The title says it all. Being a full time graduate student–especially a PhD student–with a part time job (an assistanceship) is stress full enough. Throwing in chronic illness(es) which have been demanding extra self-care . . . well, sometimes I’m not sure how I manage; but I do.
Today was a particularly bad day. I went to bed in a lot of pain, and woke up in a lot of pain. The sharp, tugging right side pain that runs from my along my belly-button down to my pubic bone never disappeared after surgery, although it did ease up some and become more intermittent. But now it is returning to near daily pain, though thankfully not constant. This morning it was bad enough to make me nauseous. I went to class, with a professor I find frustrating, and while the pain dissipated over the three-hours, my fatigue and poor mood only grew.
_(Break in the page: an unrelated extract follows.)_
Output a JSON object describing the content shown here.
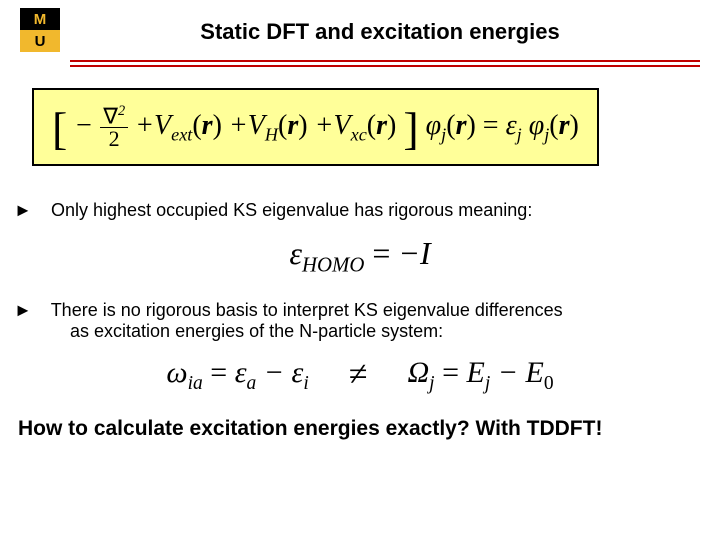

When I returned home that afternoon, I received a new bill from my surgery, identical to the previous one I had received a few months ago. The problem was, my surgeon’s office filed it incorrectly with my insurance company the first time (he was out-of-network), so I expected this new bill to be different- and far less money. But it wasn’t. And when I called his office, the person who handles billing was out for the day. (I have a lot of anxiety about making phone calls, so finding out the call I made today was for not, and I have to call again tomorrow (ON MY BIRTHDAY! THE DAY I AGE OFF MY LOVELY-WONDERFUL-AMAZING INSURANCE AND HAVE TO SWITCH TO THE BASICALLY MINIMAL INSURANCE MY UNIVERSITY OFFERS TO GRADUATE STUDENTS BECAUSE THAT’S ALL I CAN AFFORD)) was hard blow.That only sent me into a worse depressive episode.
Of course then, getting motivated to do the mountain of classwork, plus personal scholarship I have waiting for me… well was pretty impossible. My husband thankfully pulled me out of a tailspin, but I knew it was on me after that to take some time for self-care- focusing on things that elevate my mood and keep me from tail-spinning again. Self-care that has led to guilt over not doing coursework or scholarship related activities.
It’s a vicious cycle. A cycle that on one hand makes me feel guilty for publishing here and feel as if I’m being a poor student; and on the other hand lets me get these feelings off my chest, share my experiences, and offers a degree of emotional self-care.